The inmate who was serving time for theft was on a work release program that allowed her to leave the jail in order to work. Her testimony says that Siugpiyemal discovered that she had posted a photo of herself in a bikini on Facebook, activity she feared would land her in solitary confinement and get her removed from the work furlough program. Siugpiyemal began contacting her via texts and by other methods, including Facebook, all of which eventually landed in the hands of Maui law enforcement officers.


Fearing that Siupiyemal would report her Facebook activities, she agreed to meet him at the Maui Tropical Plantation parking lot. Against her objections he forced her through coercion to perform oral sex on him in her car. She kept the DNA evidence of that act in her car until she could bag it and put it into her mother’s freezer. She also ordered a small video camera and put Siupiyemal off until after it arrived. She used it to record in graphic detail the next time that Siupiyemal forced himself on her. In addition to capturing the act on video which she turned over to law enforcement officers, she also kept the DNA evidence.
Based on the State’s evidence, a Maui grand jury handed down an indictment in 2014, and a bench warrant was issued with a $500,000 bail requirement. But Siugpiyemal was already gone, having fled to Yap after paying over $1600 cash for a plane ticket.
The request for extradition came through diplomatic channels to the FSM Department of Foreign Affairs on August 23, 2016, almost two months after the victim filed a civil suit alleging that the State did not take her claims that she had been raped seriously because she was an inmate. It claims that instead the State warned Siugpiyemal about pending charges in time for him to retaliate against the inmate by colluding with another guard to falsify the results of a urinalysis and then to escape to Yap before he could be arrested.
News articles that were published after the victim filed the civil suit in early July of this year said that Myles Breiner, her attorney filed the suit because the statute of limitations was running out.
According to the extradition complaint filed by the FSM Department of Justice, the statute of limitations for the charges Siugpiyemal faces is three years. According to Hawaii statutes, that limitation does not run anytime the accused is continually absent from the State as Siugpiyemal has been since October of 2014.
Apparently US Marshals have been searching for Siugpiyemal since the indictment was handed down and only found him after a request for extradition was filed.
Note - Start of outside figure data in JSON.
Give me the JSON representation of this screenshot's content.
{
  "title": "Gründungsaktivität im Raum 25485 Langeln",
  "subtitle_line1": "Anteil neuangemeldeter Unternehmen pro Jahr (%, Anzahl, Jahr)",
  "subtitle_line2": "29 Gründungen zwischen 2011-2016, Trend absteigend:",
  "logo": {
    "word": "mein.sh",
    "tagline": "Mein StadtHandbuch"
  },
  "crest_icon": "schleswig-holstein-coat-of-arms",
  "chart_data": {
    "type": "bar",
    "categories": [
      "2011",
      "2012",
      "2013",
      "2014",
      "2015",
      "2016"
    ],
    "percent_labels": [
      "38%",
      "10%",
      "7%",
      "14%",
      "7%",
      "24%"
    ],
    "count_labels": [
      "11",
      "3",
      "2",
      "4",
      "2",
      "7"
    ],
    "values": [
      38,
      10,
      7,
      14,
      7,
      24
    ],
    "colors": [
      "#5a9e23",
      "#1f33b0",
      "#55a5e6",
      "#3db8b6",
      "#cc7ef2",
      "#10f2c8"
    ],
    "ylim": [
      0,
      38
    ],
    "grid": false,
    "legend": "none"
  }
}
Since 2003, when the Compact of Free Association was amended, the FSM has had a mutual agreement with the US for extradition where offenses are serious enough to warrant at least one year of incarceration and where laws prohibiting an offense exist in each of the two countries. The last FSM citizen extradited from the FSM to the USA was in 2005. In 2010, a US citizen was extradited to the FSM to face criminal charges.
The hearing on the extradition complaint began on September 19, but Siugpiyemal had only had a few moments with his attorney before that time. FSM’s attorney, Clayton Lawrence agreed that was not sufficient time and suggested that Siugpiyemal should have more opportunity to meet with this attorney. The hearing was deferred until September 20 at which time Siugpiyemal agreed to waive a hearing and submit to extradition.
“On September 20 the court found that there was probable cause for Siugpiymeal’s extradition,” wrote Clayton Lawrence on behalf of the FSM Department of Justice. “We expect, as we would with any of our citizens, upon his surrender to the United States Government, Mr. Siugpiyemal be provided effective legal assistance, and he be afforded due process and a fair proceeding for those crimes for which he was sought.